Adams Academy was a school that opened in 1872 in Quincy, Massachusetts, United States. John Adams, the second President of the United States, had many years before established the Adams Temple and School Fund. This fund gave 160 acres (0.65 km2) of land to the people of Quincy in trust. His objective for the money was to build a school in honor of his friends John Hancock and Josiah Quincy, who, like Adams, lived in the town of Quincy, Massachusetts.

John Adams, the second President of the United States, was a lifelong resident of Quincy, Massachusetts. In 1822, when he was in his eighties, he made several bequests to the town of Quincy. One gave to the town land and funding for the construction of the First Parish Church, one concerned the disposition of part of his personal library, and the third was for the establishment of a local school. The third bequest included the donation of 8 acres (3.2 ha) of land in Quincy center, called for the construction of a stone building (preferably made from Quincy granite from the Adams landholdings), and gave advice to future schoolmasters on curriculum and teaching methods. Adams established the Adams Temple and School Fund to manage these properties.

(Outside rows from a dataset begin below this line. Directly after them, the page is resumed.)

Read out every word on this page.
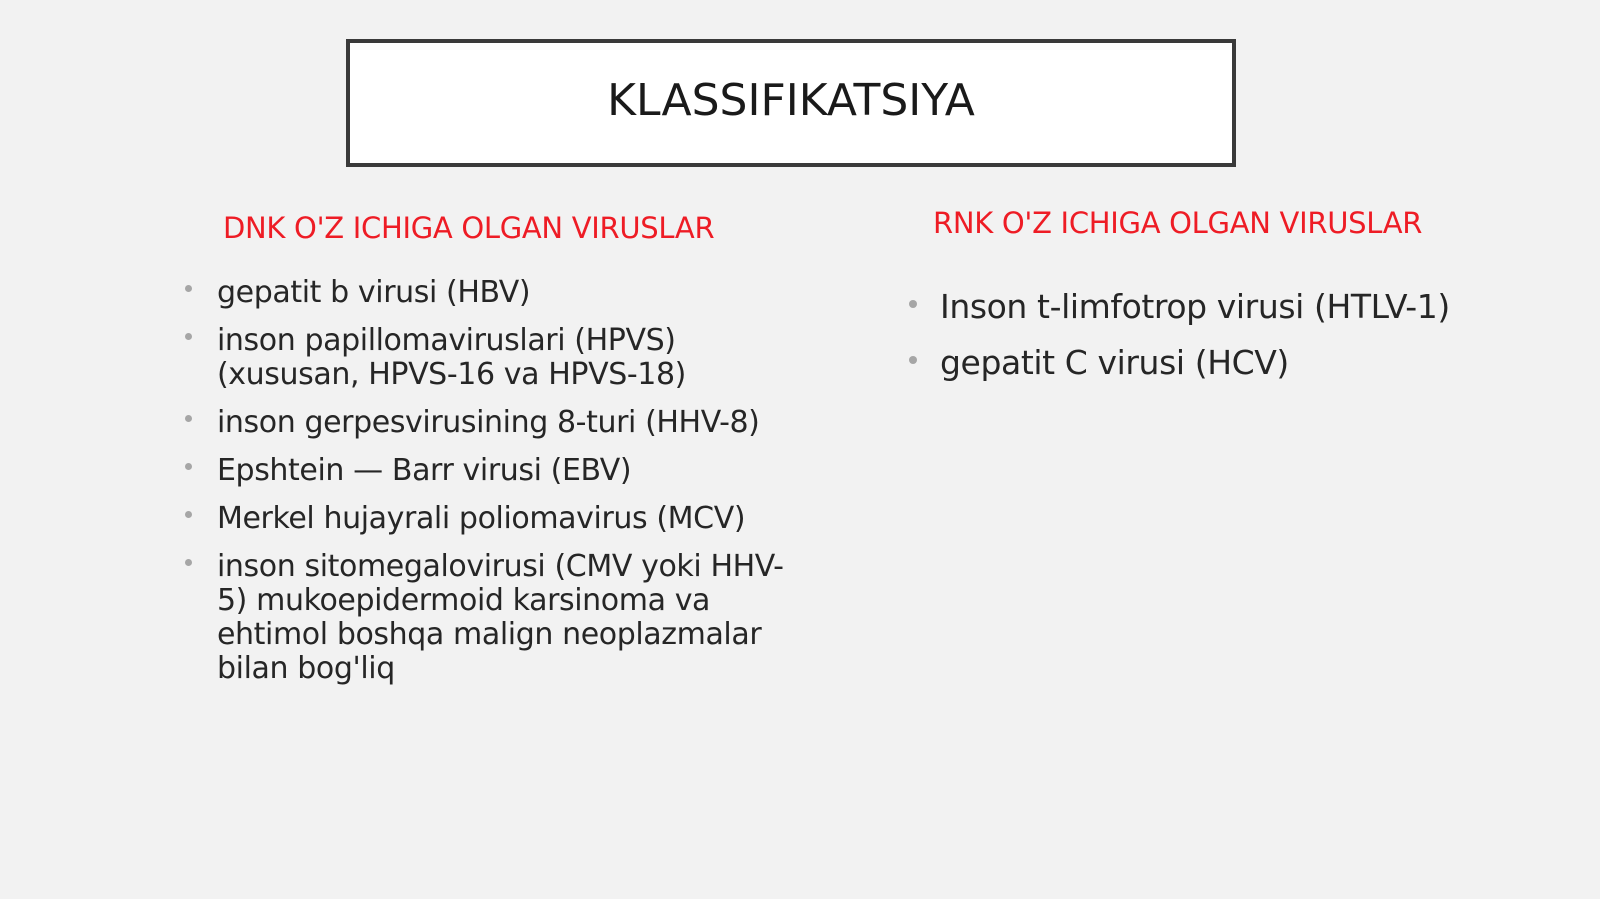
KLASSIFIKATSIYA
DNK O'Z ICHIGA OLGAN VIRUSLAR	RNK O'Z ICHIGA OLGAN VIRUSLAR
gepatit b virusi (HBV)
inson papillomaviruslari (HPVS) (xususan, HPVS-16 va HPVS-18)
inson gerpesvirusining 8-turi (HHV-8)
Epshtein — Barr virusi (EBV)
Merkel hujayrali poliomavirus (MCV)
inson sitomegalovirusi (CMV yoki HHV-5) mukoepidermoid karsinoma va ehtimol boshqa malign neoplazmalar bilan bog'liq
Inson t-limfotrop virusi (HTLV-1)
gepatit C virusi (HCV)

Although the church was constructed first (per Adams' instructions) in 1828, the school took some time to develop, owing to its small endowment. By 1868 the endowment had grown large enough to begin work on the school, and Adams' grandson Charles Francis Adams, Sr., a supervisor of the Fund, invited architect Henry Van Brunt to design a suitable building. The Fund board approved Brunt's plans (made in collaboration with William Robert Ware) in January 1870, and the building was completed that year at a cost of $29,000.